Herbivore Botanicals Pink Cloud Rosewater Moisture Crème, £42

Herbivore Botanical made its way in Europe recently all the way from Seattle. With minimalistic packaging their main aim is working with active ingredients from nature that work and give you results. Herbivore Botanicals is a natural brand, created using plant-based cold-pressed oils, organic ingredients and the whole range is vegan, PETA and Leaping Bunny certified. The Pink Cloud Rosewater Moisture Crème is an all-round great hydrating cream that will leave your skin glowing and dewy. The calming ingredients include rose water, aloe water, and white tea extract that also helps to combat any redness. It was founded by wife and husband Julia Wills and Alex Kummerow in their home kitchen in Seattle in 2011.

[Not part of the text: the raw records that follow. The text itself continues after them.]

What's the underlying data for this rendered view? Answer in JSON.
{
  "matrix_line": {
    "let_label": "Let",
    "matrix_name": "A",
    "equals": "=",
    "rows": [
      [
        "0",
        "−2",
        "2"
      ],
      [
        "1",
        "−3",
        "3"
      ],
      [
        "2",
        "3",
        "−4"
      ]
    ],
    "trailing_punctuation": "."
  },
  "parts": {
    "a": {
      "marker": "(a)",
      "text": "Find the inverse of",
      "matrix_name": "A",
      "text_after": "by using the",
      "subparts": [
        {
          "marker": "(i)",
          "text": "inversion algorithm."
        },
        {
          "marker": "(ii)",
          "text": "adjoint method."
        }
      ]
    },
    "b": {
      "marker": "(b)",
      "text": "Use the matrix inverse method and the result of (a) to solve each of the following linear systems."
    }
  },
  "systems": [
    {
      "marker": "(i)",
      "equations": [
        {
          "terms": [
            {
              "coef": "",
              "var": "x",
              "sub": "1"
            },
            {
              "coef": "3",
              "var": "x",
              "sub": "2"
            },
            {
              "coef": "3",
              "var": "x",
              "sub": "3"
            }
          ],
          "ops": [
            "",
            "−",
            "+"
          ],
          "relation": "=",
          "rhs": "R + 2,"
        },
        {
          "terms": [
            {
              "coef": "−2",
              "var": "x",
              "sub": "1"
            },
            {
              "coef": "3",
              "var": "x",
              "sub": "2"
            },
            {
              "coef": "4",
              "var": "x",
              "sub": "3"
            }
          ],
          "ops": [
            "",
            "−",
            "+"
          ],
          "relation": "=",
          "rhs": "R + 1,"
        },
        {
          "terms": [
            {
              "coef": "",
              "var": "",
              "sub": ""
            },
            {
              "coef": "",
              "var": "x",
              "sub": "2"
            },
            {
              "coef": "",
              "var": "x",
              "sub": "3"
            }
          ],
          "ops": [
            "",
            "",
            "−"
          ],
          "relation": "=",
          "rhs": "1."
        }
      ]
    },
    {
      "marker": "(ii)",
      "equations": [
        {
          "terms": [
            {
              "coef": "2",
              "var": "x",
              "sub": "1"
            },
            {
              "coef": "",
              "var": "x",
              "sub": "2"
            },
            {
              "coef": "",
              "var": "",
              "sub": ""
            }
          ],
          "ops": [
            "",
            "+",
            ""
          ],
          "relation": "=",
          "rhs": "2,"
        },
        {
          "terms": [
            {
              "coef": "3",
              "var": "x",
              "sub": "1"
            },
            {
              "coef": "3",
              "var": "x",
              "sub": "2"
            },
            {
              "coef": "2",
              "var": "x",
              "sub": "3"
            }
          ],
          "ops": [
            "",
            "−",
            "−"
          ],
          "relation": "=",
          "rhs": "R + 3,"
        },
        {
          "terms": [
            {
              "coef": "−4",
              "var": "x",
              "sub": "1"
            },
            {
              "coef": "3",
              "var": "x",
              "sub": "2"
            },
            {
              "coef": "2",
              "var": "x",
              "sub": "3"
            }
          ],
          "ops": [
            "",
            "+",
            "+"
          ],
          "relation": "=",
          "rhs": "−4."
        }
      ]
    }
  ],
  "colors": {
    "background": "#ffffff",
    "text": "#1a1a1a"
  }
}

Sanoflore Rose Floral Water, £16

The only certified organic brand (by ECOCERT) in the L’Oreal portfolio, French Sanoflore should be on your radar. The French are known for their amazing pharmacy-sold skincare and Sanoflore is one of them. The brand is cruelty-free, not sold in China, and most of the products are vegan, apart from those containing honey. The Rose Floral Water is a perfect facial mist to spray before and after makeup, for instant hydration, plus it smells of rose! It contains antioxidants to refresh and give glow to your skin. Sanoflore was set up in 1972, using the powerful ingredients of plants in skincare. Check out the brand overview I did a while back, here.

Kypris Cerulean Soothing Hydration Recovery Mask, £200

The vegan Cerulean Soothing Hydration Recovery mask is the perfect accompaniment for the winter. The luxurious holistic mask mixes botanic and biotechnological active ingredients; like algae, peptides and encapsulated superoxide dismutase, an antioxidant that fights and protects against free radicals. Kypris was set up in Scottsdale, Arizona (where the products are still produced) in 2012 by Chase Polan to balance and repair the skin, with a strong focus on sustainability. The award-winning line is natural, cruelty-free as well as vegan.